On April 29, 2019, 250 local elementary school students sang and danced their hearts out on the Ahmanson Theatre stage for their friends and families, performing some of the tunes most beloved by children around the globe: songs from Disney musicals. Their journey to the Ahmanson for our 2019 Student Share Celebration began months ago, when their schools applied to take part in the Disney Musicals in Schools program at Center Theatre Group.
Since launching in New York City in 2009, Disney Musicals in Schools has impacted over 300 schools and tens of thousands of students all over the country. Disney Theatrical Group and Center Theatre Group just celebrated the end of our second year working together in Los Angeles. This year, five public elementary schools were selected to participate in a 17-week musical theatre residency. Each first-year school received performance rights to a Disney KIDS musical, educational support materials, and weekly visits from Center Theatre Group teaching artists to help them produce, direct, and choreograph their first show. In honor of the 10TH anniversary of the program, Disney also invited all of the first-year schools to attend a professional musical production and gave additional grants to all schools.
Our first-year schools—all Title I elementary schools—represented communities across Los Angeles County, and most have not been able to produce musical theatre projects of this scale in the past. In April and May, they put on at least one full community performance (and some as many as six!) at their schools, and selected one number to showcase at the Student Share Celebration.
The afternoon at the Ahmanson began with all of the students coming together to sing “It Starts with a Dream,” a song written by Disney legend Alan Menken for the Disney Musicals in Schools program. Host Aimee Carrero, who voices the title character in the animated Disney series Elena of Avalor, introduced each school group. A pair of educators and teaching artists from each school team prefaced their students’ performances by sharing how the program has changed lives and communities. They all agreed that in addition to learning theatre skills, students have grown in myriad ways—gaining self-confidence and discipline as well as improving as readers, writers, and thinkers.
“One of our cast members is new to the country and did not speak any English on the first day of school. Today, he has a speaking role in our production,” said Paula Landau, the school coordinator at Saturn Street Elementary in Mid-City.

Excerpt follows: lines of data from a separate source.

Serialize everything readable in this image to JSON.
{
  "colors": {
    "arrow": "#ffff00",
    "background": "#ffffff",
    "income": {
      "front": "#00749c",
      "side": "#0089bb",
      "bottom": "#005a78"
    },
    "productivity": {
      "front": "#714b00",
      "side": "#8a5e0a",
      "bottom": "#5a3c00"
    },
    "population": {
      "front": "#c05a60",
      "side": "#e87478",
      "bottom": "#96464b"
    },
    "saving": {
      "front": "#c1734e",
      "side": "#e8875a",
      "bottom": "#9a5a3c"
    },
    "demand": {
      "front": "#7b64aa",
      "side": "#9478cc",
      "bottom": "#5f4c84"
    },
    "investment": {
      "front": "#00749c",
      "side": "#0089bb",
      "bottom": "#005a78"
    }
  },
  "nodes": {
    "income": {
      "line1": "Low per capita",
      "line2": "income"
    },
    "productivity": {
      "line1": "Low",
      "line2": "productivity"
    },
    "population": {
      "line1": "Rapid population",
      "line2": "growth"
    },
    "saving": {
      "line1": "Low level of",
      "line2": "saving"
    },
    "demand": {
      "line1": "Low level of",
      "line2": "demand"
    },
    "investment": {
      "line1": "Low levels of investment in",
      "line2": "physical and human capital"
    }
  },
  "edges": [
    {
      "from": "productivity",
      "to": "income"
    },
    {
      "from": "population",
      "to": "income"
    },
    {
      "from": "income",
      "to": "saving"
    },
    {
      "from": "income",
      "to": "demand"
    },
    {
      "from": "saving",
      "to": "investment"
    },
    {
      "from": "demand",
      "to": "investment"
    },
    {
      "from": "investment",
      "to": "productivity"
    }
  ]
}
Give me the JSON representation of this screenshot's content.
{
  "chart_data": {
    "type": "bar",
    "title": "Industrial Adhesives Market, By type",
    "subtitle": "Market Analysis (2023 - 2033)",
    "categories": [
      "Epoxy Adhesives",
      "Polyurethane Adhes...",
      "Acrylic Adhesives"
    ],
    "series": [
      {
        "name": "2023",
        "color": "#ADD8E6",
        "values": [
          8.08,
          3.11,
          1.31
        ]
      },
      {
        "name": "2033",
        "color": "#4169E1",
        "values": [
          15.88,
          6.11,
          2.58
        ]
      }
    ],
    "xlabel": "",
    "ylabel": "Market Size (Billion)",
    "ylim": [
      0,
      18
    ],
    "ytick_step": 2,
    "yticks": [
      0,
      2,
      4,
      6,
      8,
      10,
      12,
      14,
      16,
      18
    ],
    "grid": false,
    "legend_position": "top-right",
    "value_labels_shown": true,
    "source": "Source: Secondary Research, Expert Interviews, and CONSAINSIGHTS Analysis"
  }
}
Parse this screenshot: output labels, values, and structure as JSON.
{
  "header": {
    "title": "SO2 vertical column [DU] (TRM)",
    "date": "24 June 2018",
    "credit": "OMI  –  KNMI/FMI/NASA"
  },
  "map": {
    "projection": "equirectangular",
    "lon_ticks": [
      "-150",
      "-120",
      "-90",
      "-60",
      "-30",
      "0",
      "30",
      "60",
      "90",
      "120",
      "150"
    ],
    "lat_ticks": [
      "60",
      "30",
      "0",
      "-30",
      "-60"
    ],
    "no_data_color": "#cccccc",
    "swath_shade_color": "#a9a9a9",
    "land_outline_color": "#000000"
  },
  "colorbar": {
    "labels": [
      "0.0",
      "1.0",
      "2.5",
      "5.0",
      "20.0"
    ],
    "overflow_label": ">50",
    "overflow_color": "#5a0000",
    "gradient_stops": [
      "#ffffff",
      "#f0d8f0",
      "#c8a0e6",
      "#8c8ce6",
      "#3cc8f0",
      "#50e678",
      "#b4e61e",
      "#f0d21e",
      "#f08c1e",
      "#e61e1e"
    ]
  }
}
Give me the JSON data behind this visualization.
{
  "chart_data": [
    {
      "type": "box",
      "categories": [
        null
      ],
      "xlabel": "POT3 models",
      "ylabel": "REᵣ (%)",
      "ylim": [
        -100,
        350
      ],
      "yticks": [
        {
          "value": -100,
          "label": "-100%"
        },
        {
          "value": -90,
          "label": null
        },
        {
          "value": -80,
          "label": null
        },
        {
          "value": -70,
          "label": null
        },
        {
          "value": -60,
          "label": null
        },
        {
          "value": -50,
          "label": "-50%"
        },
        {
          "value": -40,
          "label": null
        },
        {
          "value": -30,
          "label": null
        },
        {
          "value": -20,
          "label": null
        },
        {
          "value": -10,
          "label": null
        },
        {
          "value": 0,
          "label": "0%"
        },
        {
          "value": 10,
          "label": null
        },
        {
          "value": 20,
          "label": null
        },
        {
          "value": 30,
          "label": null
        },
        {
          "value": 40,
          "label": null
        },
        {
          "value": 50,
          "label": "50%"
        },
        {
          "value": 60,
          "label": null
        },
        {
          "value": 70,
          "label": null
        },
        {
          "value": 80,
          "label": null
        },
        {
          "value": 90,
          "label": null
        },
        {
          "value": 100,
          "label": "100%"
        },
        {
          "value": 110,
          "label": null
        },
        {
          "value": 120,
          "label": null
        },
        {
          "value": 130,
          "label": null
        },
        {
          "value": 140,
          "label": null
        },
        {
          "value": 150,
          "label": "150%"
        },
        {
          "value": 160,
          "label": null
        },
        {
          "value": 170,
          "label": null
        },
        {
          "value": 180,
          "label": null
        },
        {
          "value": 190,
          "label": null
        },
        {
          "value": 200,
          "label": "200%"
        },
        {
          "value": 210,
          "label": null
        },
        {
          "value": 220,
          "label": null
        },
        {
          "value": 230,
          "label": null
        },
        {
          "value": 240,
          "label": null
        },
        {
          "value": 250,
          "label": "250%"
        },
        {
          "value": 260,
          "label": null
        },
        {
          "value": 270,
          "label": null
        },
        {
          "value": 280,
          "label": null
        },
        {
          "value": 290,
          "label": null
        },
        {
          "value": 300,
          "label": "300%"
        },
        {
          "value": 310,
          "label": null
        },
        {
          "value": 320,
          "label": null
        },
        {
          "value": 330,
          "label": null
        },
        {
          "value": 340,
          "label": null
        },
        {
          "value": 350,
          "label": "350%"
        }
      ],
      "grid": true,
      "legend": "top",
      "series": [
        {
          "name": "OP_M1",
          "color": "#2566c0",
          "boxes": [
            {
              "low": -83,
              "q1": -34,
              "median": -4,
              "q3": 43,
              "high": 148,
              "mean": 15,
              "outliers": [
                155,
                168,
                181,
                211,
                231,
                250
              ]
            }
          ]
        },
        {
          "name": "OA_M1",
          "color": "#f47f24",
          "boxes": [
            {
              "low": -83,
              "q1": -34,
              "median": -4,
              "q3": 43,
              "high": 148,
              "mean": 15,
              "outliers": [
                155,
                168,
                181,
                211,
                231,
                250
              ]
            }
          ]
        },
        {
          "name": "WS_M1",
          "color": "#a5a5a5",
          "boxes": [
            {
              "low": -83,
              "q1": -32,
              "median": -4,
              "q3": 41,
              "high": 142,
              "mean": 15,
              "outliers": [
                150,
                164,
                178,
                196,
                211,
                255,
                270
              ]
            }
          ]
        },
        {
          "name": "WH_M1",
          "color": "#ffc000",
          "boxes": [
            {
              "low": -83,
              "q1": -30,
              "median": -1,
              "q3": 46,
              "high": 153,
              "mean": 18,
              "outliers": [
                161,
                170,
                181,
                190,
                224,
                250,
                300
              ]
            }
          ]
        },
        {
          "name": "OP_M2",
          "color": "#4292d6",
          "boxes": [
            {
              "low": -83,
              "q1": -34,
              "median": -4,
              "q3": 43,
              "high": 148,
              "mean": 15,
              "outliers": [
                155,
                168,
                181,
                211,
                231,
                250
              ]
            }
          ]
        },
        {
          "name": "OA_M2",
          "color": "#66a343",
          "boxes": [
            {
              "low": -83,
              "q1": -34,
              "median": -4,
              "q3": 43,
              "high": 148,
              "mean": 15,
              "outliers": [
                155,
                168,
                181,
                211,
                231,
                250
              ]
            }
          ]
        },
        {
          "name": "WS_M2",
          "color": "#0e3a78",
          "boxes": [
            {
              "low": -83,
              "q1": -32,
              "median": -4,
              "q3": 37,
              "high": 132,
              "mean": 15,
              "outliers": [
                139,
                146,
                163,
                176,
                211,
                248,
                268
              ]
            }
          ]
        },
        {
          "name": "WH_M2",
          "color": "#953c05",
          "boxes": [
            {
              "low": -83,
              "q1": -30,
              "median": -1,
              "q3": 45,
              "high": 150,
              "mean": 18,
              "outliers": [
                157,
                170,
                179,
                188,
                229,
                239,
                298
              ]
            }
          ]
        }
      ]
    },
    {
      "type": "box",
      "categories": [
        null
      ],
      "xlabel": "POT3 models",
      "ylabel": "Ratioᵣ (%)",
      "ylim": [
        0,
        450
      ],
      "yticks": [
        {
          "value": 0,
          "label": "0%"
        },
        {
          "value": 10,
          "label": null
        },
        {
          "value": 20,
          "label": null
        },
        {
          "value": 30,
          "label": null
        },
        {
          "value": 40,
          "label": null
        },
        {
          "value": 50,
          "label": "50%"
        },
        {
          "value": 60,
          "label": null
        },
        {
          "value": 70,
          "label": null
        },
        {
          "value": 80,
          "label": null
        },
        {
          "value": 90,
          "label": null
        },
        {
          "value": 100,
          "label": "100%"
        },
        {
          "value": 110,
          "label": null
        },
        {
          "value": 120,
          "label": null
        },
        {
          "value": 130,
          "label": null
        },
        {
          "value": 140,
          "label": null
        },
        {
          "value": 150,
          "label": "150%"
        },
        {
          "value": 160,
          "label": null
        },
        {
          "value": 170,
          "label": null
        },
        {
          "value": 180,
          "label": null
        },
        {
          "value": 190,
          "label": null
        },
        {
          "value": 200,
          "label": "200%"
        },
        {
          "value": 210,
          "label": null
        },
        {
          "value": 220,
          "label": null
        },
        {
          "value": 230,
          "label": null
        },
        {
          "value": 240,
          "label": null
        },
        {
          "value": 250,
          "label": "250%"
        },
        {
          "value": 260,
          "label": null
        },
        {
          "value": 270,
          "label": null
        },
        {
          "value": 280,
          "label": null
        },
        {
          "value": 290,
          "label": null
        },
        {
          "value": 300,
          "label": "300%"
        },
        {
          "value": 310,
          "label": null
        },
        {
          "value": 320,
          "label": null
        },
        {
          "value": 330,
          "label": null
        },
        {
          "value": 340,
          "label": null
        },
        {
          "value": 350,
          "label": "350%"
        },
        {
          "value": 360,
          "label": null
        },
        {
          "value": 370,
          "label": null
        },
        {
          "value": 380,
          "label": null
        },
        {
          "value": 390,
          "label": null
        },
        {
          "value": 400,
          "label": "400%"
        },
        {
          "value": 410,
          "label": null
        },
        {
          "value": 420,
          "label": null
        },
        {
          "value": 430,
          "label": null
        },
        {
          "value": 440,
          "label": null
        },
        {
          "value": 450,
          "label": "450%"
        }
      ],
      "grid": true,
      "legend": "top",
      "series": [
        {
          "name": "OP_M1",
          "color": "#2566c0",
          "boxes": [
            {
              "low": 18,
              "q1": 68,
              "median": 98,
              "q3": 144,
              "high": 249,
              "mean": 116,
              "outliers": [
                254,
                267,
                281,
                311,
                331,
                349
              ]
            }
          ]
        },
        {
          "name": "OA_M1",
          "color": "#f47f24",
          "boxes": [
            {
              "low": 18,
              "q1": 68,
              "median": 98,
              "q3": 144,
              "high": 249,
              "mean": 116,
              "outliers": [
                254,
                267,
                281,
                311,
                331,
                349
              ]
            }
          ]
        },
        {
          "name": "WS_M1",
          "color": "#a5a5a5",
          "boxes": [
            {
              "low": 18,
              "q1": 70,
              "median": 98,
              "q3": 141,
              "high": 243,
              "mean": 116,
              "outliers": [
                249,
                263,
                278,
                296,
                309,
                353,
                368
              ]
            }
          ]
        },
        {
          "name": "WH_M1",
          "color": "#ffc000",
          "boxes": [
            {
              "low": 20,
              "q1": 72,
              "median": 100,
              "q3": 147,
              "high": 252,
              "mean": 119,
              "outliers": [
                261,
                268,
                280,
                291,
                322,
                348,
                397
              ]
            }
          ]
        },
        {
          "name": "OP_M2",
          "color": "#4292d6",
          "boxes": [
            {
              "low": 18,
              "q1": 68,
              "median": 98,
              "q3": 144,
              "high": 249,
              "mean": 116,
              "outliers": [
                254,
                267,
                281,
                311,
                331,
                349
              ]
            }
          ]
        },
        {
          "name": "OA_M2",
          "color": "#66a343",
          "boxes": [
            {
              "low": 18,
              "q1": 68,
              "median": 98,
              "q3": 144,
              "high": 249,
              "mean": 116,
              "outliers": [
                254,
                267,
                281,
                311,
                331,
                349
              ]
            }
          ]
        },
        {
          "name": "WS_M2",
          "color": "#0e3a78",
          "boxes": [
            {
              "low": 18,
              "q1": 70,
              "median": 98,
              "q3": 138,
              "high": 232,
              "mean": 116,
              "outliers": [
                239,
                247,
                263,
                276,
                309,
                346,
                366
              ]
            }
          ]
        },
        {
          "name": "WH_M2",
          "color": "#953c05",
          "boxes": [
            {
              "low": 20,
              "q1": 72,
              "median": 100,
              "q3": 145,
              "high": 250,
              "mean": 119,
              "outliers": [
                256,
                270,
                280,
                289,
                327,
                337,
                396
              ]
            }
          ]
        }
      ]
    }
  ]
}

Added Amanda Velez-Buck, a teacher at Wild Rose School of Creative Arts in Monrovia, “Being part of this show is a first-time experience for many our students and staff. The affordability of taking singing, dancing, or acting lessons is outside what many of our students’ families can provide. Seeing the students thrive when they are encouraged to express themselves in the arts has been exciting and fulfilling.”
Sandra Mijarez, a teacher at Breed Street Elementary in Boyle Heights, said that the effects have not been limited to the students, either. “Teachers, students, parents, and administration alike, all discovered that we could accept a challenge, persevere, learn and still have a great time,” she said. “We all came away with a sense of family and community that is much stronger than before.”
Indeed, this is central to Center Theatre Group and Disney Theatrical Group’s goals for the program, which encourages schools to become more independent and self-sustained over three years of collaboration. The hope is that the experience will build the foundation for a musical theatre program that will continue for many years.
“The ultimate benefit comes from the investment in the ongoing abilities of educators across our community,” said Center Theatre Group Director of Social Strategy, Innovation and Impact Leslie K. Johnson. “We are supporting these schools’ goals to have robust musical theatre programs for years to come.”